Ленка выпрямилась на стуле, прислушалась к себе...
– Ничего не ощущаю. Сердце стучит, страшно, но не конкретно, а по памяти... Понимаете, баб Ира?..
– Ну и ладно бы. Васятка, иди-ка поближе, не ходи где попало.
– Пе... дядя Петя, а почему папоротник расцветет в полночь по местному времени, а не по поясному? Вы ведь знаете, что наше время отли...
– Ленинский декрет? Да уж знаю, помню, грамотен. Тут все дело в том, что колдовство – это только при человеке бывает, а без человека, при динозаврах к примеру, и колдовства небось не было. А где человек, там и обычай. Сказано – в полночь папору цвесть, он и декретного времени послушается вместе с людьми. Вот как. А без человека папор так и вообще не расцветет. А будет цвет, так вглядись как следует: цветок этот – нежить. Потому и опасен: где прибыток, там и капкан. Во-во-во! Смотри как пошел... Не нюхай только...

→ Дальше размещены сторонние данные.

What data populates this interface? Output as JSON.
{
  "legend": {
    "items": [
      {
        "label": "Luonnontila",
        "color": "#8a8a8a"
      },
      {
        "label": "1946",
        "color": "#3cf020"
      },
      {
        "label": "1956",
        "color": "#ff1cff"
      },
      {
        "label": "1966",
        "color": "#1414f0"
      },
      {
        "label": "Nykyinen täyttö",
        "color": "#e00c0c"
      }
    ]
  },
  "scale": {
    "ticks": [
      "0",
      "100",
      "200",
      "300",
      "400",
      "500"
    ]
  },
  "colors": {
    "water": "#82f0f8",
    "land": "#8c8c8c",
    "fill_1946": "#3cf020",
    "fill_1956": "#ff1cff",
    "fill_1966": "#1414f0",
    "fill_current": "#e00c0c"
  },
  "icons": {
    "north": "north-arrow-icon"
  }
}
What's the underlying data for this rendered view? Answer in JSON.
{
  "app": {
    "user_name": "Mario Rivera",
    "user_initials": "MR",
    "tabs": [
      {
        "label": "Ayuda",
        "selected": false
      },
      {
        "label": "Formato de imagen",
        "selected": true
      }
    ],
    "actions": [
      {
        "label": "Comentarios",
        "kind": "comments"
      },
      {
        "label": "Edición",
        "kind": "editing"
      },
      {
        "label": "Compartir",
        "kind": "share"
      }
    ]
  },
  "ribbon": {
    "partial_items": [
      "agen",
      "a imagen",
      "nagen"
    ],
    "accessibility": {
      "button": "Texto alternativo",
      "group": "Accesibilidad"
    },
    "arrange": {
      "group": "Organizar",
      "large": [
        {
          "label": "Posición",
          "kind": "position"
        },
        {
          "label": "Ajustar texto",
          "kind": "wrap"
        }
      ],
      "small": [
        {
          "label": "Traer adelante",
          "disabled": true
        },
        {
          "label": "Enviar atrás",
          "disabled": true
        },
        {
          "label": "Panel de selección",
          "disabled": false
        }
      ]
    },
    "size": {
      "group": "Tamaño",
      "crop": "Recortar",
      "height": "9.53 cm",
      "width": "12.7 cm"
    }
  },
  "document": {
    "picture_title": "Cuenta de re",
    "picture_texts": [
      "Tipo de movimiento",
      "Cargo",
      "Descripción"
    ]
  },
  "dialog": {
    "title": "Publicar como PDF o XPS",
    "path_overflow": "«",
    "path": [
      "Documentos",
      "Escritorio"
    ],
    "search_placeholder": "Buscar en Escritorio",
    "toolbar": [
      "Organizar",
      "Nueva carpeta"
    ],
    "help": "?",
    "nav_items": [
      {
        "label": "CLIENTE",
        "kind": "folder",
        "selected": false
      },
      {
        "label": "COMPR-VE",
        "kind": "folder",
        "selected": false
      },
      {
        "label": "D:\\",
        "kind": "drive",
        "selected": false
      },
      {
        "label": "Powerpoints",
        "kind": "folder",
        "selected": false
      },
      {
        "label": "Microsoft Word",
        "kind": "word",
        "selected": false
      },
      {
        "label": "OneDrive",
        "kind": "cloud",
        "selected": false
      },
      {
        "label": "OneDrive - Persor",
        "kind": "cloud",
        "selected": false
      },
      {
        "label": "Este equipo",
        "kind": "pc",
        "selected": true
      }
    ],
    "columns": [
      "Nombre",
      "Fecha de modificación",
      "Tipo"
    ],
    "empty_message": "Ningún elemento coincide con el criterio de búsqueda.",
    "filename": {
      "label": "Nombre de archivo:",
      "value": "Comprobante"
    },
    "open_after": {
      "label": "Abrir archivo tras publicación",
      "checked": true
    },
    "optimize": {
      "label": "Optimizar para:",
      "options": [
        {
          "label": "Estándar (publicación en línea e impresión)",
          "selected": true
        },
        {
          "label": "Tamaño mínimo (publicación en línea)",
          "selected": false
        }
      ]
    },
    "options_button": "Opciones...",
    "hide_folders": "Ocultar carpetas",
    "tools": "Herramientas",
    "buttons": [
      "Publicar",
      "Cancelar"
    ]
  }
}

Шишечка лопнула беззвучно, и желтое пятнышко стремительно выросло, превратилось в бутон размером с куриное яйцо. Бутон в свою очередь раскрылся в плоское блюдечко цветка о семи лепестках, лепестки даже при электрическом свете давали свой собственный блеск, очень приглушенный и чем-то неприятный. Метаморфозы продолжались не более минуты, еще минуту Ленка подождала и решилась пальцем потрогать лепестки.
– А они теперь как каменные, трогай смело, не сломаешь. Но лучше не пробовать его бить да ломать, потому что если обидится – накидает подлянок по самое некуда. Понюхай... видишь, ничем не пахнет... нет, ни в коем случае никуда не клади, только в руках, в смысле – в любой руке держи, но с рук не выпускай, сразу... заболеешь, гм... А под утро, с первым кукареку, он сам осыплется. Еще с ним клады хорошо искать, но сегодня нам не до кладов...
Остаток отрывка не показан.